Armstrong: Yes. And that is a problem, because the good E. coli are part of our gastrointestinal defense mechanisms. One of the benefits of having good E. coli in your intestines is that they can compete successfully for nutrients in the intestine, which prevents pathogens from becoming established. So we are also researching a way of eliminating the bad E. coli that would not effect the good E. coli.

FTS: And what would that be?

Armstrong: We know E. coli O157:H7 produces molecules on its surface that act like grappling hooks and enable the organisms to attach to the intestinal cells. This is one of the ways O157:H7 can establish itself in the gut environment in the presence of normal E. coli—it has to have something that gives it an advantage. Well, we believe the molecules these grappling hooks are attacking also have carbohydrate structures. So, we’re in the early stages of identifying Synsorb-like molecules that can perhaps antagonize the activity of these E. coli O157 grappling hooks. That would then cause the organisms to fall off the intestinal walls and lose their advantage in the presence of the normal E. coli, allowing the body’s normal defense mechanisms to kick in and eliminate the E. coli O157.

FTS: Did the Synsorb-PK treatment program help victims of the Walkerton tragedy? [Walkerton, Ontario, was the recent site of widespread water contamination.—ed]

Armstrong: There is really no way of knowing. In the Walkerton situation the amount of material the company could release was limited to the treatment of about 20 individuals because the drug is still in clinical trials and the company hasn’t gotten its full manufacturing facility up to speed. Plus, the number of people effected in Walkerton was in the thousands, and it was not a placebo-control trial. So it’s impossible to say whether it helped or not. However, one thing we can say for certain is, based on all clinical trials and Walkerton, this is a very safe product. The number of drug-related adverse reactions is nil.

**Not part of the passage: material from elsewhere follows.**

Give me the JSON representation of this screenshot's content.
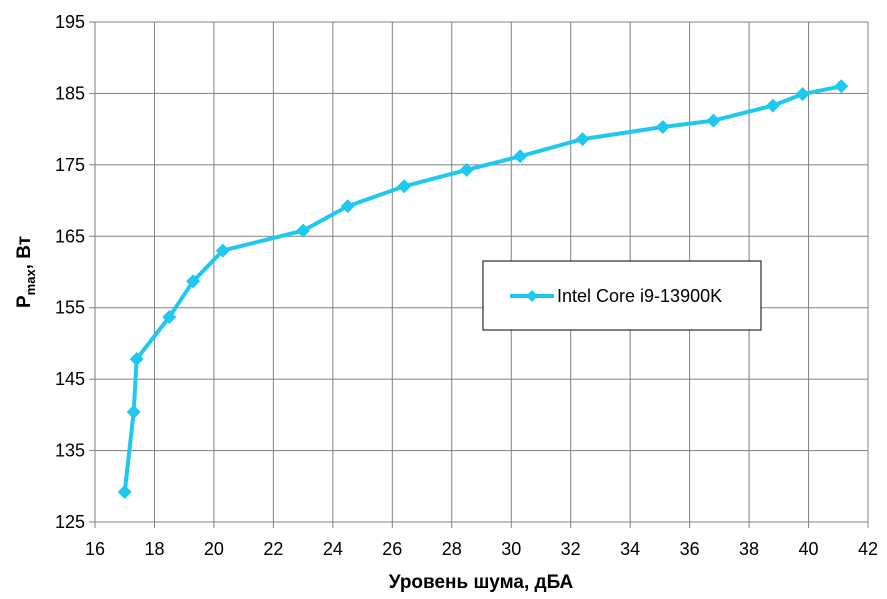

FTS: It’s a shame your work has received such sparse coverage. Aside from the Walkerton connection there is almost no information out there.

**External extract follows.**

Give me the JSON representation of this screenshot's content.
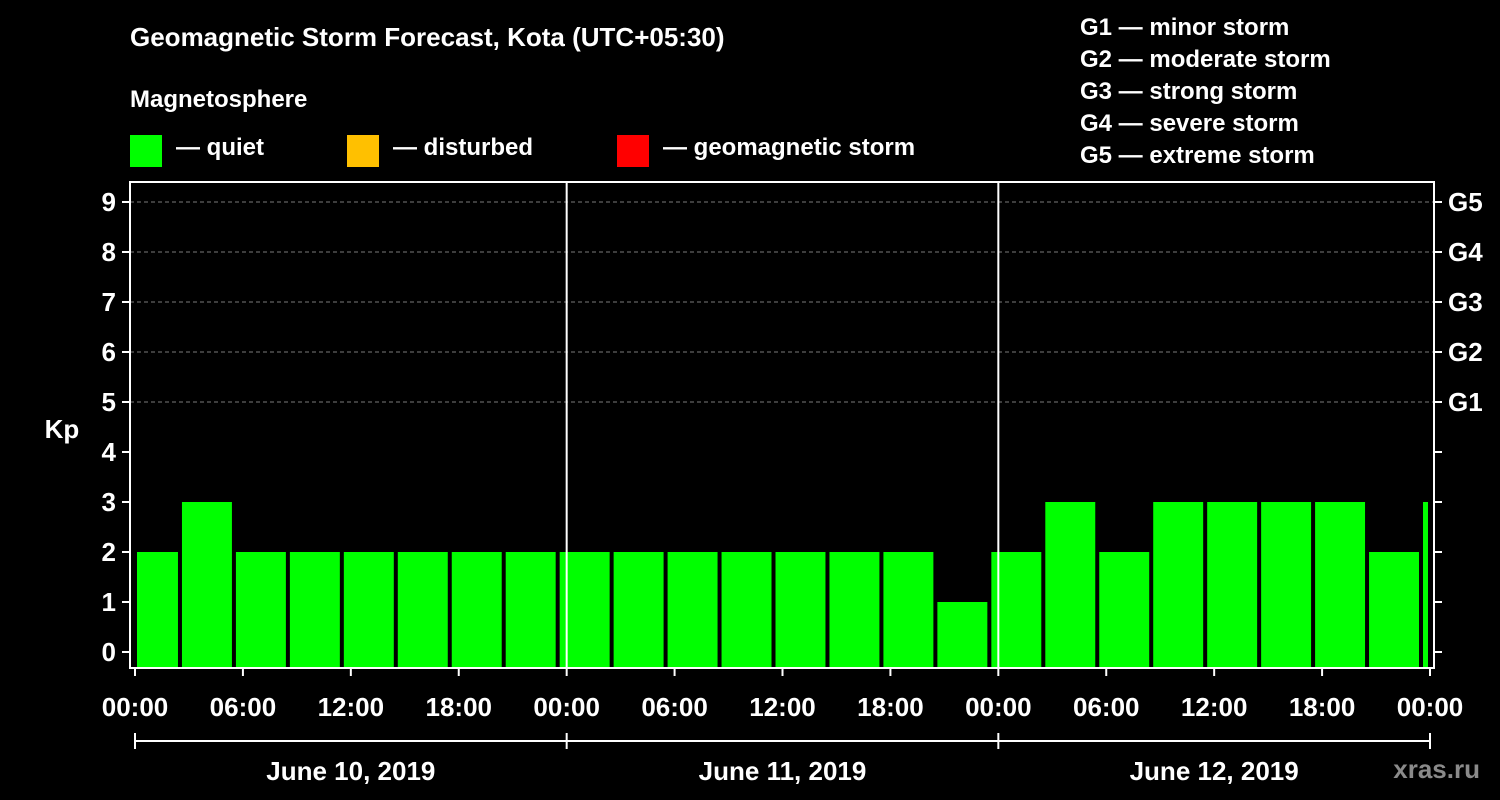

Armstrong: It’s a bit of a niche area. It’s unfortunate when terrible tragedies like Walkerton occur. But in actual fact the number of outbreaks like Walkerton is really quite low compared to other infectious diseases. It only attracts public attention when you have outbreaks like Walkerton.

FTS: But it’s something the food industry should be all over. You have companies paying huge sums in damages to victims who’ve consumed E. coli-contaminated foods. These are damage payments that would be much less severe if the pain and suffering were less severe.

Armstrong: Companies are also paying out huge sums to recall contaminated lots of beef and other food stuffs. It’s having a major financial impact on the food processing industry.

FTS: Yes, I’m sure everyone will be much happier if it turns out you’ve actually found that magic bullet.